Inheritance Tax is applicable on every acquired property in different parts of the world but there are certain exceptions. The UK tax system is acceptable worldwide so it does not matter whether income is generated within or outside the country. It also does not matter whether the property is located within UK or somewhere else. This is applicable for all sorts of taxes from income tax, capital tax or inheritance tax. However, when an overseas property is owned by non-UK domiciled individual the capital gains inheritance tax is not applicable. Such properties are generally referred to as excluded property. In matters related to inheritance tax, the UK’s common law rules check whether the property is located in UK or outside UK.
There are certain relevant issues to be taken into consideration to calculate the tax amount when an individual dies owning a property located overseas. These include– liabilities or other expenses, double taxation, sterling, structure and forced–heirship.
Liabilities or other expenses: If the overseas property is in the form of real estate then it might be subject to mortgage. There are two consequences related to it. Firstly, the inherited tax liability assigned to property on death is reduced and secondly the non–UK domiciled individuals cannot reduce their UK property by liabilities incurred overseas.
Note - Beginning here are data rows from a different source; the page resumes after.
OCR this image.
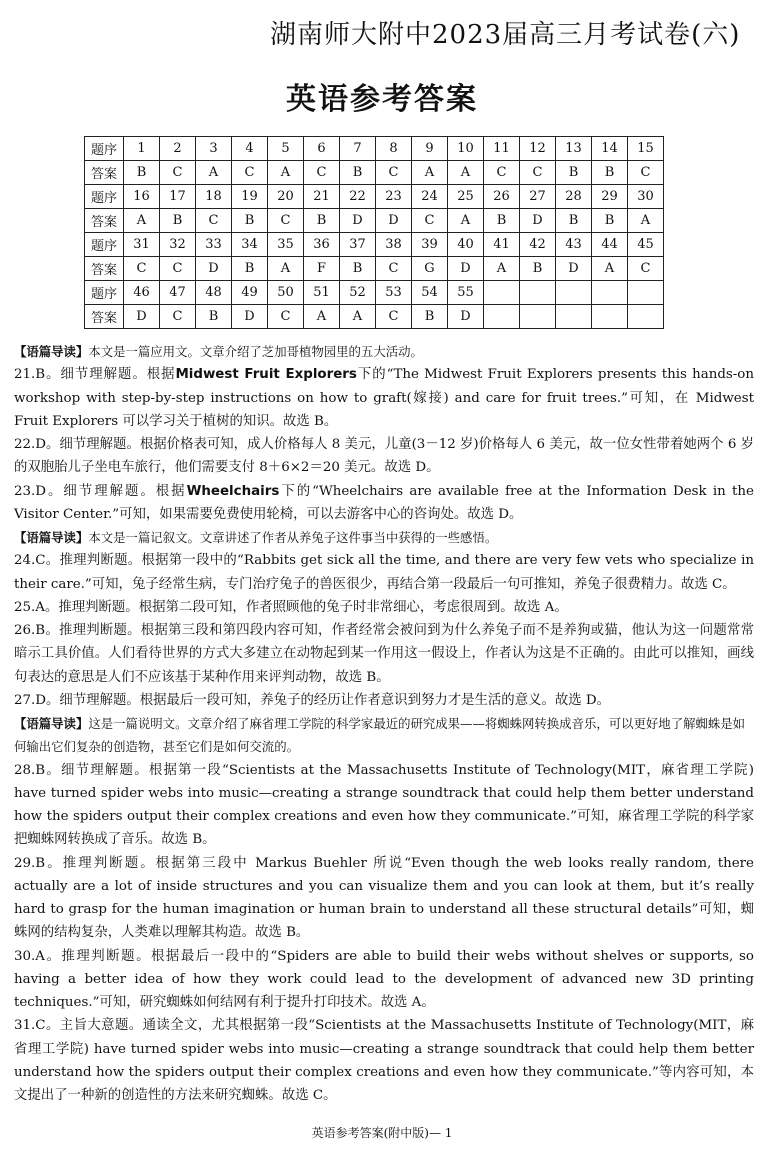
湖南师大附中2023届高三月考试卷(六)
英语参考答案
题序	1	2	3	4	5	6	7	8	9	10	11	12	13	14	15
答案	B	C	A	C	A	C	B	C	A	A	C	C	B	B	C
题序	16	17	18	19	20	21	22	23	24	25	26	27	28	29	30
答案	A	B	C	B	C	B	D	D	C	A	B	D	B	B	A
题序	31	32	33	34	35	36	37	38	39	40	41	42	43	44	45
答案	C	C	D	B	A	F	B	C	G	D	A	B	D	A	C
题序	46	47	48	49	50	51	52	53	54	55					
答案	D	C	B	D	C	A	A	C	B	D					

【语篇导读】本文是一篇应用文。文章介绍了芝加哥植物园里的五大活动。

21.B。细节理解题。根据Midwest Fruit Explorers下的“The Midwest Fruit Explorers presents this hands-on workshop with step-by-step instructions on how to graft(嫁接) and care for fruit trees.”可知，在 Midwest Fruit Explorers 可以学习关于植树的知识。故选 B。

22.D。细节理解题。根据价格表可知，成人价格每人 8 美元，儿童(3－12 岁)价格每人 6 美元，故一位女性带着她两个 6 岁的双胞胎儿子坐电车旅行，他们需要支付 8＋6×2＝20 美元。故选 D。

23.D。细节理解题。根据Wheelchairs下的“Wheelchairs are available free at the Information Desk in the Visitor Center.”可知，如果需要免费使用轮椅，可以去游客中心的咨询处。故选 D。

【语篇导读】本文是一篇记叙文。文章讲述了作者从养兔子这件事当中获得的一些感悟。

24.C。推理判断题。根据第一段中的“Rabbits get sick all the time, and there are very few vets who specialize in their care.”可知，兔子经常生病，专门治疗兔子的兽医很少，再结合第一段最后一句可推知，养兔子很费精力。故选 C。

25.A。推理判断题。根据第二段可知，作者照顾他的兔子时非常细心，考虑很周到。故选 A。

26.B。推理判断题。根据第三段和第四段内容可知，作者经常会被问到为什么养兔子而不是养狗或猫，他认为这一问题常常暗示工具价值。人们看待世界的方式大多建立在动物起到某一作用这一假设上，作者认为这是不正确的。由此可以推知，画线句表达的意思是人们不应该基于某种作用来评判动物，故选 B。

27.D。细节理解题。根据最后一段可知，养兔子的经历让作者意识到努力才是生活的意义。故选 D。

【语篇导读】这是一篇说明文。文章介绍了麻省理工学院的科学家最近的研究成果——将蜘蛛网转换成音乐，可以更好地了解蜘蛛是如何输出它们复杂的创造物，甚至它们是如何交流的。

28.B。细节理解题。根据第一段“Scientists at the Massachusetts Institute of Technology(MIT，麻省理工学院) have turned spider webs into music—creating a strange soundtrack that could help them better understand how the spiders output their complex creations and even how they communicate.”可知，麻省理工学院的科学家把蜘蛛网转换成了音乐。故选 B。

29.B。推理判断题。根据第三段中 Markus Buehler 所说“Even though the web looks really random, there actually are a lot of inside structures and you can visualize them and you can look at them, but it’s really hard to grasp for the human imagination or human brain to understand all these structural details”可知，蜘蛛网的结构复杂，人类难以理解其构造。故选 B。

30.A。推理判断题。根据最后一段中的“Spiders are able to build their webs without shelves or supports, so having a better idea of how they work could lead to the development of advanced new 3D printing techniques.”可知，研究蜘蛛如何结网有利于提升打印技术。故选 A。

31.C。主旨大意题。通读全文，尤其根据第一段“Scientists at the Massachusetts Institute of Technology(MIT，麻省理工学院) have turned spider webs into music—creating a strange soundtrack that could help them better understand how the spiders output their complex creations and even how they communicate.”等内容可知，本文提出了一种新的创造性的方法来研究蜘蛛。故选 C。

英语参考答案(附中版)— 1
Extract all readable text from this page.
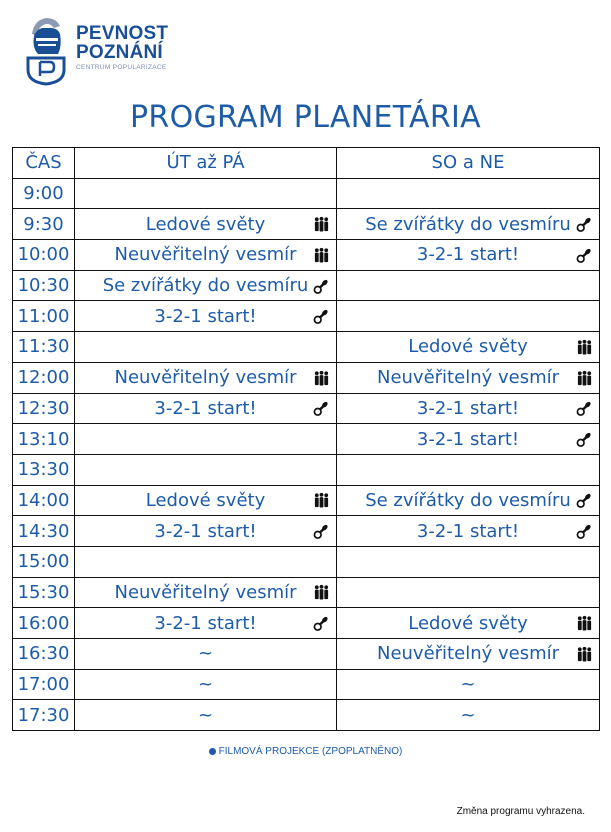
PEVNOST
POZNÁNÍ
CENTRUM POPULARIZACE
PROGRAM PLANETÁRIA
ČAS	ÚT až PÁ	SO a NE
9:00		
9:30	Ledové světy	Se zvířátky do vesmíru

10:00	Neuvěřitelný vesmír	3-2-1 start!

10:30	Se zvířátky do vesmíru

11:00	3-2-1 start!

11:30		Ledové světy

12:00	Neuvěřitelný vesmír	Neuvěřitelný vesmír

12:30	3-2-1 start!	3-2-1 start!

13:10		3-2-1 start!

13:30		
14:00	Ledové světy	Se zvířátky do vesmíru

14:30	3-2-1 start!	3-2-1 start!

15:00		
15:30	Neuvěřitelný vesmír

16:00	3-2-1 start!	Ledové světy

16:30	~	Neuvěřitelný vesmír

17:00	~	~
17:30	~	~
FILMOVÁ PROJEKCE (ZPOPLATNĚNO)
Změna programu vyhrazena.
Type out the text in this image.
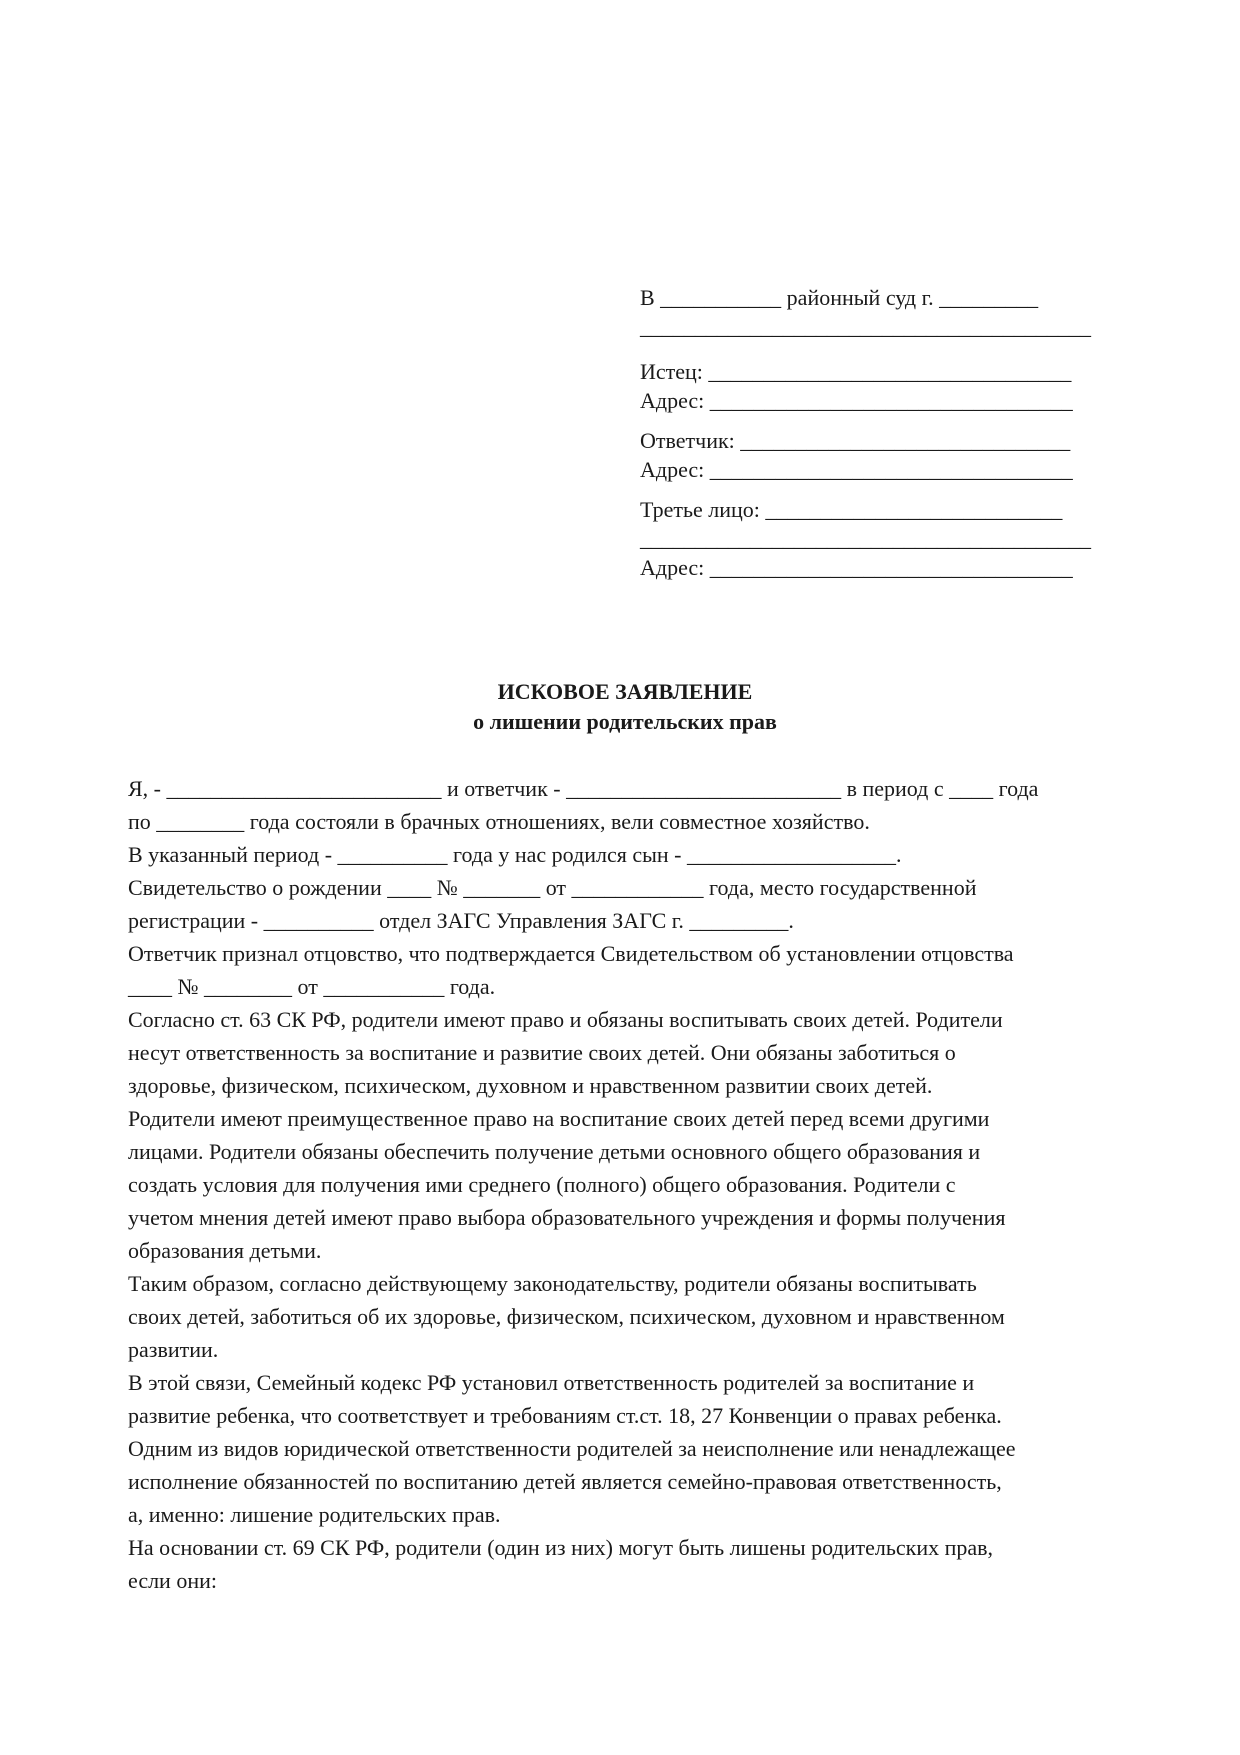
В ___________ районный суд г. _________
_________________________________________
Истец: _________________________________
Адрес: _________________________________
Ответчик: ______________________________
Адрес: _________________________________
Третье лицо: ___________________________
_________________________________________
Адрес: _________________________________
ИСКОВОЕ ЗАЯВЛЕНИЕ
о лишении родительских прав
Я, - _________________________ и ответчик - _________________________ в период с ____ года
по ________ года состояли в брачных отношениях, вели совместное хозяйство.
В указанный период - __________ года у нас родился сын - ___________________.
Свидетельство о рождении ____ № _______ от ____________ года, место государственной
регистрации - __________ отдел ЗАГС Управления ЗАГС г. _________.
Ответчик признал отцовство, что подтверждается Свидетельством об установлении отцовства
____ № ________ от ___________ года.
Согласно ст. 63 СК РФ, родители имеют право и обязаны воспитывать своих детей. Родители
несут ответственность за воспитание и развитие своих детей. Они обязаны заботиться о
здоровье, физическом, психическом, духовном и нравственном развитии своих детей.
Родители имеют преимущественное право на воспитание своих детей перед всеми другими
лицами. Родители обязаны обеспечить получение детьми основного общего образования и
создать условия для получения ими среднего (полного) общего образования. Родители с
учетом мнения детей имеют право выбора образовательного учреждения и формы получения
образования детьми.
Таким образом, согласно действующему законодательству, родители обязаны воспитывать
своих детей, заботиться об их здоровье, физическом, психическом, духовном и нравственном
развитии.
В этой связи, Семейный кодекс РФ установил ответственность родителей за воспитание и
развитие ребенка, что соответствует и требованиям ст.ст. 18, 27 Конвенции о правах ребенка.
Одним из видов юридической ответственности родителей за неисполнение или ненадлежащее
исполнение обязанностей по воспитанию детей является семейно-правовая ответственность,
а, именно: лишение родительских прав.
На основании ст. 69 СК РФ, родители (один из них) могут быть лишены родительских прав,
если они:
The expenses related to administering overseas property or realising overseas property is deducted while calculating the value of the property.
Double Taxation: Many people residing in UK and possessing overseas property have to bear equivalent tax amount imposed by the country in which the property is located. Such charges can be avoided through double taxation. The form of relief is almost same under either option and allows an offset against any sort of UK tax payment in overseas country.
Sterling: Inherited Tax is computed in sterling. Changes in the foreign currency and sterling should be taken into account. If there is a depreciation of sterling there will be a rise in the tax amount.
Forced Heirship: Certain countries have this concept but it is not present in English law. The will of a UK domiciled individual might leave a French home to his or her spouse. This is a case of inter-spouse transfer without the imposition of any UK inheritance tax.
Structure: Double tax relief in theory removes the double tax charges on the same property for inherited tax purpose. At times it is preferable to own overseas property with the help of intermediate vehicle. This will remove not only overseas inherited tax charge but circumnavigate any form of forced heirship law. Application of trusts will help in structuring overseas property ownership.
Resolve the problems related to foreign currency and successions to avoid inheritance tax amount on overseas property.